Monday, September 21, 2020

DECEPTION (1946)


A woman walks out of the rain and into a university concert hall where a cellist is just finishing a performance. The students swarm around him to proclaim his greatness, but then he and the woman lock eyes. They are long lost lovers, separated by the war, each assuming the other was dead. The cellist is Karel Novak (Paul Henreid) and the woman is a pianist named Christine Radcliffe (Bette Davis). They embrace and go back to her place to plan their wedding and start their lives over again. Everything’s going great until Karel notices that Christine has a nice place. A curiously nice place. Where, he wonders, does she get the money to afford such a swank apartment with such an impressive view of the New York skyline?

Christine tells Karel that she gives piano lessons to rich pupils who reward her lavishly. Karel doesn’t believe that, but he tries to make himself believe it, at least until a massively successful and world-famous composer named Alexander Hollenius (Claude Rains) busts into their wedding reception in a jealous fury.

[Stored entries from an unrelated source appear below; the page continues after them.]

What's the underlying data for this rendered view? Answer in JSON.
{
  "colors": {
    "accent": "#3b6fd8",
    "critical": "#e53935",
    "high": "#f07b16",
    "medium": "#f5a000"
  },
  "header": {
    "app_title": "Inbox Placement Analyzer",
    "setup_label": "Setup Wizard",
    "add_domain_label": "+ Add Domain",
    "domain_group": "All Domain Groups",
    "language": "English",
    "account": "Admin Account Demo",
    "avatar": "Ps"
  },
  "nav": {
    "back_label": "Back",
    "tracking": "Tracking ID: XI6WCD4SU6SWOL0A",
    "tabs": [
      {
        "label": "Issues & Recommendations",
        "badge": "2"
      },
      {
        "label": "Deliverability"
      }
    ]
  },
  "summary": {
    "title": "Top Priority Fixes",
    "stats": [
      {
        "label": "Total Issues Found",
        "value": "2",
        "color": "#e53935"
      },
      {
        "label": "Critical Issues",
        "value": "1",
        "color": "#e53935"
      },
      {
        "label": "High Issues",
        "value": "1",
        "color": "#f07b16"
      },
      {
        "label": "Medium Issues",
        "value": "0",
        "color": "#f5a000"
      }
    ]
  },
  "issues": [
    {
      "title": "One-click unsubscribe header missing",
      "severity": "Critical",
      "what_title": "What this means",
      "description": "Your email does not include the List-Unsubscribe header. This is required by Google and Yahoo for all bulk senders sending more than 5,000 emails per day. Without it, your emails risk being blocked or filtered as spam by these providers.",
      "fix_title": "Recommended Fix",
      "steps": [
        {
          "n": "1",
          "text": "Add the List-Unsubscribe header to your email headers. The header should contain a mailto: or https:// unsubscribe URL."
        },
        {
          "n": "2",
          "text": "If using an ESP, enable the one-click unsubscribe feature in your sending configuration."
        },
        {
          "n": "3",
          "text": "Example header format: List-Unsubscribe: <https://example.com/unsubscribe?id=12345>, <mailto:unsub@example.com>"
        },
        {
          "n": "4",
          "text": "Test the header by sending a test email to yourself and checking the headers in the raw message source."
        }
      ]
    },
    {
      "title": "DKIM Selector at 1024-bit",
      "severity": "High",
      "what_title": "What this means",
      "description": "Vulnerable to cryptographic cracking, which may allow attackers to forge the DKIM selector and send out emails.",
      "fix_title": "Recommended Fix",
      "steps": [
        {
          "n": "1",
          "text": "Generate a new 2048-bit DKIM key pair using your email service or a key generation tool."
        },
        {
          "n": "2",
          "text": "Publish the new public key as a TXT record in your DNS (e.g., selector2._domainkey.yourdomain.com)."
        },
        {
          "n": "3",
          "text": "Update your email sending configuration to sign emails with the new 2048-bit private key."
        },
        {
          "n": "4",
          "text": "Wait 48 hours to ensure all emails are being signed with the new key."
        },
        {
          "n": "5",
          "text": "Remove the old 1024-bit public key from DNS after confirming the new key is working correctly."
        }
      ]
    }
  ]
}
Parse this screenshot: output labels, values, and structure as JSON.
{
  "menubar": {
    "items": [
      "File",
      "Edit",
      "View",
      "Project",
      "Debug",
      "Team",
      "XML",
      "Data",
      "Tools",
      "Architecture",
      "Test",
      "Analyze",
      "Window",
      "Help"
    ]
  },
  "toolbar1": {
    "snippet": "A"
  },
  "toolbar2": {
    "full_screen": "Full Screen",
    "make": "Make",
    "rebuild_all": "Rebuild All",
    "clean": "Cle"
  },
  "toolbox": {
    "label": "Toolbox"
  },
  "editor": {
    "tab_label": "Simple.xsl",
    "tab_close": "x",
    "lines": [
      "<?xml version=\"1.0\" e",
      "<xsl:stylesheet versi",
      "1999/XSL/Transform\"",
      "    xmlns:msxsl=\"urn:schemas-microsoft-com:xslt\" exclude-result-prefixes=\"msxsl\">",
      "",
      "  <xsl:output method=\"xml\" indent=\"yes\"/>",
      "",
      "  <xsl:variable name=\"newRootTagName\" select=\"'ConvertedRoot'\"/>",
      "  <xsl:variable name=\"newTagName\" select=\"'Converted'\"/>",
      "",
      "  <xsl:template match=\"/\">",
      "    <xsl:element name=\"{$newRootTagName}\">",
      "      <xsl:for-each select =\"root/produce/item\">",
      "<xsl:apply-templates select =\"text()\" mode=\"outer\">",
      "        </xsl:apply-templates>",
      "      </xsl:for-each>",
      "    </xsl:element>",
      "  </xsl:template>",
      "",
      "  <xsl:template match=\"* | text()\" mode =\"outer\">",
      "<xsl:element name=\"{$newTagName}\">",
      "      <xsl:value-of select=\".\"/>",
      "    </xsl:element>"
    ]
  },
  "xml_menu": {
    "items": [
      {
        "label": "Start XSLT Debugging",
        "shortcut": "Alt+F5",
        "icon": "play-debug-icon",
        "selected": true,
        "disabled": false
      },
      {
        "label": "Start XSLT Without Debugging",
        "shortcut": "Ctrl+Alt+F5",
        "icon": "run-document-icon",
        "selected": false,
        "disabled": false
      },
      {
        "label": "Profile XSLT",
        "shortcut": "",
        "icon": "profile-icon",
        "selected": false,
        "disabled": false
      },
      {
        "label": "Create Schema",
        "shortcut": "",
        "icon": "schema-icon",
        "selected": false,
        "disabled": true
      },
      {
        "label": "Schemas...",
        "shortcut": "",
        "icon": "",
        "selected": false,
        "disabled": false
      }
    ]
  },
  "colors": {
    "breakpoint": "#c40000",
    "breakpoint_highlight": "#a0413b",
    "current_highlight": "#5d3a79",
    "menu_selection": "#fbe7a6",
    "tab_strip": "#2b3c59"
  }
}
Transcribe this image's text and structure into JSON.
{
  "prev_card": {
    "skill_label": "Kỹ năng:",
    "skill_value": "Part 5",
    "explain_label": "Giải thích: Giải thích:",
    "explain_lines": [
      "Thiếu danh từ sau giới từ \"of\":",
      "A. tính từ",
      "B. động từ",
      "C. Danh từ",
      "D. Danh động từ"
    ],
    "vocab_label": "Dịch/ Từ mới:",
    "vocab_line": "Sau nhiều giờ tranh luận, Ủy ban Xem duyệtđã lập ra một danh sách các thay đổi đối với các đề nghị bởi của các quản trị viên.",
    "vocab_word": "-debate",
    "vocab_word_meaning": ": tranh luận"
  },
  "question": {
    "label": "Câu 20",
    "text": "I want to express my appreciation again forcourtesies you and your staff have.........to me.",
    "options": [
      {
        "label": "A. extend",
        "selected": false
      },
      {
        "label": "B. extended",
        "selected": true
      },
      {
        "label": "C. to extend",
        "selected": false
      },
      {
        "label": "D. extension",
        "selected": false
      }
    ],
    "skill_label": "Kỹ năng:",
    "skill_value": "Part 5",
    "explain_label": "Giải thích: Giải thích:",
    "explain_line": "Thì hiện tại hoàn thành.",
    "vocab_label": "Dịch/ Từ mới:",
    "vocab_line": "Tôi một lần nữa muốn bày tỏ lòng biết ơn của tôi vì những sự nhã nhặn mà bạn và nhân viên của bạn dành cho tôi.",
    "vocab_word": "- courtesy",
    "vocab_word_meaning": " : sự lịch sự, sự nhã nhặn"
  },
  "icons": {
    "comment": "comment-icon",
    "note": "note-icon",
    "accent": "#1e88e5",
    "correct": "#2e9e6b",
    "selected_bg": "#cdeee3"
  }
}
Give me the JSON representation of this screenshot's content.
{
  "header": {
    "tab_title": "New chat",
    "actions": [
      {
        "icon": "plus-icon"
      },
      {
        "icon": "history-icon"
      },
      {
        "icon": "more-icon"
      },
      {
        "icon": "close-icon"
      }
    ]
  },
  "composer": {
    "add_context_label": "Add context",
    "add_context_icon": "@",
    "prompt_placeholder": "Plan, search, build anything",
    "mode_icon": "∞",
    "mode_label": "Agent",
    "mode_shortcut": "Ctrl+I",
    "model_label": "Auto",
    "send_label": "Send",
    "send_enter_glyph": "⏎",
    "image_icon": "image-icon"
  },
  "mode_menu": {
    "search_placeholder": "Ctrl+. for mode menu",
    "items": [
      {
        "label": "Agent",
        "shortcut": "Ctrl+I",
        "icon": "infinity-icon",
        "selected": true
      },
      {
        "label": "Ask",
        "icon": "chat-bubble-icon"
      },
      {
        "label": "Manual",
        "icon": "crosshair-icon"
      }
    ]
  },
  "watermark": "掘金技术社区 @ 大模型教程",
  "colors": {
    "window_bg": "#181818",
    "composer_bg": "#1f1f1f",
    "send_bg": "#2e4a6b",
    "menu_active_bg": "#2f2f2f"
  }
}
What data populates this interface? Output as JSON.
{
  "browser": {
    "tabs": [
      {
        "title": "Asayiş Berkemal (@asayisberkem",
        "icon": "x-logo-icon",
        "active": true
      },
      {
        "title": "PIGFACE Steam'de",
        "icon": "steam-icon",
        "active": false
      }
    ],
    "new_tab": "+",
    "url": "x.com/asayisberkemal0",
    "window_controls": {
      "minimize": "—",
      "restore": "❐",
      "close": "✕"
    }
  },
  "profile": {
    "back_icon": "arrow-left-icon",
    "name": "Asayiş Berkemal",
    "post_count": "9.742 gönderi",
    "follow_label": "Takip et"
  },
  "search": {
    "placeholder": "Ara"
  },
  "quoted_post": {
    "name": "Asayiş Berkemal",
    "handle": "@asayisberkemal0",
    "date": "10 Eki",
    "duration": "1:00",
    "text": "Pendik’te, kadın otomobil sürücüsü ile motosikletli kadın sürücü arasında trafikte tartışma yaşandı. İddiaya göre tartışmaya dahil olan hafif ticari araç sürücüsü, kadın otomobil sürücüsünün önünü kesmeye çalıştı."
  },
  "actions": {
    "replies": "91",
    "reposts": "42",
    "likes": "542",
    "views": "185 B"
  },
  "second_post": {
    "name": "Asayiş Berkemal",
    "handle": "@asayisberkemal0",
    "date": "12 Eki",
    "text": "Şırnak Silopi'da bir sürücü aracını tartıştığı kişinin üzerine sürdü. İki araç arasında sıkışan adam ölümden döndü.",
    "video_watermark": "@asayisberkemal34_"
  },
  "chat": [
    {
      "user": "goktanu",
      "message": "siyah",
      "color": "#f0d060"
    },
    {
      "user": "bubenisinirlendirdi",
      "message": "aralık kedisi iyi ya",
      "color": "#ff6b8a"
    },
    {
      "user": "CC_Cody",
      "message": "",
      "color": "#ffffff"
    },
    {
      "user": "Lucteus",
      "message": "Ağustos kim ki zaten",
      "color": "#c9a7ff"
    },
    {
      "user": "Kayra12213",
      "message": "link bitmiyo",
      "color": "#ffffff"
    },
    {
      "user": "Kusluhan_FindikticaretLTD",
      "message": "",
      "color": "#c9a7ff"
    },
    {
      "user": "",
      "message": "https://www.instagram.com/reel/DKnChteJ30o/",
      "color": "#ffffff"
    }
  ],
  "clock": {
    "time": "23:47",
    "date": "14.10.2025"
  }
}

DECEPTION is a noir melodrama as opposed to a noir crime film. There are no gangsters or bank heists, no femme fatales or hardboiled detectives. This is a love triangle, with two men in love with same woman. One man is good (though capable of jealous rages) while the other man is a possessive, egotistical psychopath. The woman, it must be said, is a liar, albeit a bad one. She tries her best to juggle these two guys, along with the several different stories about her true relationship to each one of them, until everything comes crashing down.

While DECEPTION is no masterpiece, it is a perfectly good star vehicle for Bette Davis. This is the kind of film that demonstrates why Warner Brothers might have made, on average, more good movies than any other studio during the Golden Age of Hollywood. MGM was the biggest studio, and Paramount was the most “classy,” but the average run of the mill production from Warner’s was usually tighter and more fun than those of its competitors. Highly capable, if not particularly inspired, direction from Irving Rapper, economical scripting from John Collier and Joseph Than (adapting a play by Louis Verneuil), and gorgeous cinematography from Ernest Haller, all make for a film that knows what it’s doing. What kicks things up a notch, making this a superior example of the Warner Brothers output, are the music of Erich Wolfgang Korngold and the performances of Bette Davis and Claude Rains.

Along with Max Steiner, Korngold defined the sound of Warner Brothers in the 30s and 40s. (For a few years in the mid-40s, they were joined by the great Franz Waxman.) Steiner was the studio work horse, often forced to compose an entire score in only a few weeks, eventually tallying about 185 scores over the course of thirty years at the studio. Korngold, on the other hand, was treated like a prize horse, given months to work out his elaborate compositions, usually at the rate of about two movies a year. (A former child prodigy who had matured into one of the most respected composers in Europe until the rise of the Nazis forced him to flee to America, he ended up being the “prestige” composer at Warner’s.) For DECEPTION, Korngold composed a cello concerto for the film’s climax, wherein Hollenius tortures Christine and Karel with the promise of a masterful new concerto to showcase Karel’s skill and launch his career in America. Korngold’s composition is such a moody triumph that he expanded it into a full-length work, his Op. 37, the Cello Concerto in C.

To be honest, Paul Henreid almost always leaves me a bit cold, and his performance here is merely serviceable when another performer could have made Karel a truly haunted figure. He’s outmatched by Bette Davis, who holds the screen as well as any actor ever could. Whether she’s lying, making love, or just thinking, you can’t really take your eyes off of her. Having said that, however, the film is stolen right out from under its headliner by Claude Rains as the mad composer Hollenius. At his best, as he is here, there was really no better actor in the 1940s than Claude Rains. Whether he was the lovable crooked policeman in CASABLANCA or the murderous husband in NOTORIOUS (to name just two of his many, many supporting roles), he was always smoothly urbane, undeniably corrupted, and unmistakably human. Here he makes a Hollenius a tiny tower of insecurity, brilliance, and nonchalant cruelty. He’s the best thing about the movie.